Callisto sp.
(Figs 11 B–C)
Material examined. Russia: PK, Gornotaezhnoe, MTS, 43.69N, 132.15E, 152 m alt., Malus sp., 24.VII.2016, 1 larva, NK548 , MK 403677, deposited in INRA.
Leaf mine. Blotch mine between two secondary veins in parenchyma, with a preceding short (not always visible) epidermal tunnel, with a central frass line, on the lower or upper side of the leaf (Fig. 11B). The blotch is flat but soon gets tentiform-like (similar to Phyllonorycter) due to silk deposited by the larva in the mine that dries and shrinks the mine causing 1–2 wrinkles on the epidermis covering mine. The larva vacates the mine through the hole in the lower epidermis, in the corner of the mine (Fig. 11B), and continues living in a shelter, under the leaf margin folded downwards, on the same or neighboring leaf (Fig. 11C). When about one third of a half parenchyma layer is eaten out in the shelter, the larva creates a new shelter (Fig. 11C).
Trophic specialization. Monophagous on Malus sp. ( Rosaceae).

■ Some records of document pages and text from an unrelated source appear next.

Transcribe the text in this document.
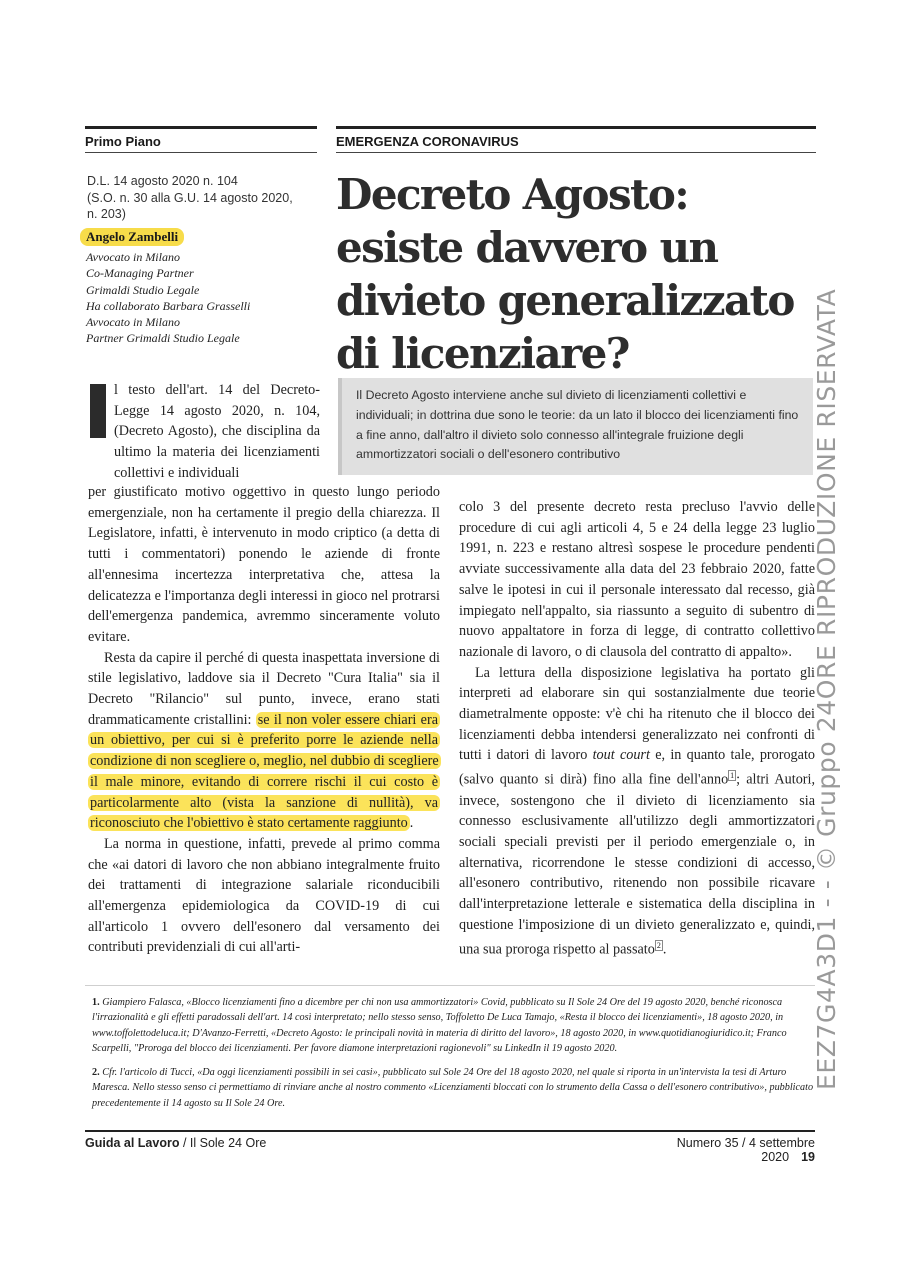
Primo Piano	EMERGENZA CORONAVIRUS
D.L. 14 agosto 2020 n. 104
(S.O. n. 30 alla G.U. 14 agosto 2020,
n. 203)
Angelo Zambelli
Avvocato in Milano
Co-Managing Partner
Grimaldi Studio Legale
Ha collaborato Barbara Grasselli
Avvocato in Milano
Partner Grimaldi Studio Legale
Decreto Agosto:
esiste davvero un
divieto generalizzato
di licenziare?
Il Decreto Agosto interviene anche sul divieto di licenziamenti collettivi e individuali; in dottrina due sono le teorie: da un lato il blocco dei licenziamenti fino a fine anno, dall'altro il divieto solo connesso all'integrale fruizione degli ammortizzatori sociali o dell'esonero contributivo

l testo dell'art. 14 del Decreto-Legge 14 agosto 2020, n. 104, (Decreto Agosto), che disciplina da ultimo la materia dei licenziamenti collettivi e individuali

per giustificato motivo oggettivo in questo lungo periodo emergenziale, non ha certamente il pregio della chiarezza. Il Legislatore, infatti, è intervenuto in modo criptico (a detta di tutti i commentatori) ponendo le aziende di fronte all'ennesima incertezza interpretativa che, attesa la delicatezza e l'importanza degli interessi in gioco nel protrarsi dell'emergenza pandemica, avremmo sinceramente voluto evitare.

Resta da capire il perché di questa inaspettata inversione di stile legislativo, laddove sia il Decreto "Cura Italia" sia il Decreto "Rilancio" sul punto, invece, erano stati drammaticamente cristallini: se il non voler essere chiari era un obiettivo, per cui si è preferito porre le aziende nella condizione di non scegliere o, meglio, nel dubbio di scegliere il male minore, evitando di correre rischi il cui costo è particolarmente alto (vista la sanzione di nullità), va riconosciuto che l'obiettivo è stato certamente raggiunto .

La norma in questione, infatti, prevede al primo comma che «ai datori di lavoro che non abbiano integralmente fruito dei trattamenti di integrazione salariale riconducibili all'emergenza epidemiologica da COVID-19 di cui all'articolo 1 ovvero dell'esonero dal versamento dei contributi previdenziali di cui all'arti-

colo 3 del presente decreto resta precluso l'avvio delle procedure di cui agli articoli 4, 5 e 24 della legge 23 luglio 1991, n. 223 e restano altresì sospese le procedure pendenti avviate successivamente alla data del 23 febbraio 2020, fatte salve le ipotesi in cui il personale interessato dal recesso, già impiegato nell'appalto, sia riassunto a seguito di subentro di nuovo appaltatore in forza di legge, di contratto collettivo nazionale di lavoro, o di clausola del contratto di appalto».

La lettura della disposizione legislativa ha portato gli interpreti ad elaborare sin qui sostanzialmente due teorie diametralmente opposte: v'è chi ha ritenuto che il blocco dei licenziamenti debba intendersi generalizzato nei confronti di tutti i datori di lavoro tout court e, in quanto tale, prorogato (salvo quanto si dirà) fino alla fine dell'anno $^1$ ; altri Autori, invece, sostengono che il divieto di licenziamento sia connesso esclusivamente all'utilizzo degli ammortizzatori sociali speciali previsti per il periodo emergenziale o, in alternativa, ricorrendone le stesse condizioni di accesso, all'esonero contributivo, ritenendo non possibile ricavare dall'interpretazione letterale e sistematica della disciplina in questione l'imposizione di un divieto generalizzato e, quindi, una sua proroga rispetto al passato $^2$ .

1. Giampiero Falasca, «Blocco licenziamenti fino a dicembre per chi non usa ammortizzatori» Covid, pubblicato su Il Sole 24 Ore del 19 agosto 2020, benché riconosca l'irrazionalità e gli effetti paradossali dell'art. 14 così interpretato; nello stesso senso, Toffoletto De Luca Tamajo, «Resta il blocco dei licenziamenti», 18 agosto 2020, in www.toffolettodeluca.it; D'Avanzo-Ferretti, «Decreto Agosto: le principali novità in materia di diritto del lavoro», 18 agosto 2020, in www.quotidianogiuridico.it; Franco Scarpelli, "Proroga del blocco dei licenziamenti. Per favore diamone interpretazioni ragionevoli" su LinkedIn il 19 agosto 2020.
2. Cfr. l'articolo di Tucci, «Da oggi licenziamenti possibili in sei casi», pubblicato sul Sole 24 Ore del 18 agosto 2020, nel quale si riporta in un'intervista la tesi di Arturo Maresca. Nello stesso senso ci permettiamo di rinviare anche al nostro commento «Licenziamenti bloccati con lo strumento della Cassa o dell'esonero contributivo», pubblicato precedentemente il 14 agosto su Il Sole 24 Ore.
Guida al Lavoro / Il Sole 24 Ore	Numero 35 / 4 settembre 2020 19
EEZ7G4A3D1 - - © Gruppo 24ORE RIPRODUZIONE RISERVATA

Distribution. Russia: RFE—PK.
Remarks. BIN of unknown species—BOLD: ADF4428. Callisto sp. does not match any known Callisto species in BOLD or NCBI. Overall, in the Palearctic, three Callisto species are known on Rosaceae: C. albicinctella Kuznetzov (RFE; host: Prunus), C. denticulella (Thunberg) (Europe; Rosaceae, including Malus), and C. insperatella (Nickerl) (Europe, RFE; host: Rosaceae, including Prunus) (De Prins & De Prins 2018). C. denticulella (DNA barcodes from Canada and France) is the closest relative to our Callisto sp., with minimum interspecific divergence 2.2% (Table 2). The distance from C. insperatella sampled for the fist time in RFE reaches 3.7% and from C. insperatella collected in Poland—4.3% (Table 2). There are no DNA barcode sequences of C. albicinctella in the genetic databases. C. albicinctella is known to develop on Prunus (Kuznetzov 1979b); no record of this species from Malus is known. If the latter species remains trophically linked only to Prunus, our Callisto sp. may represent a new species.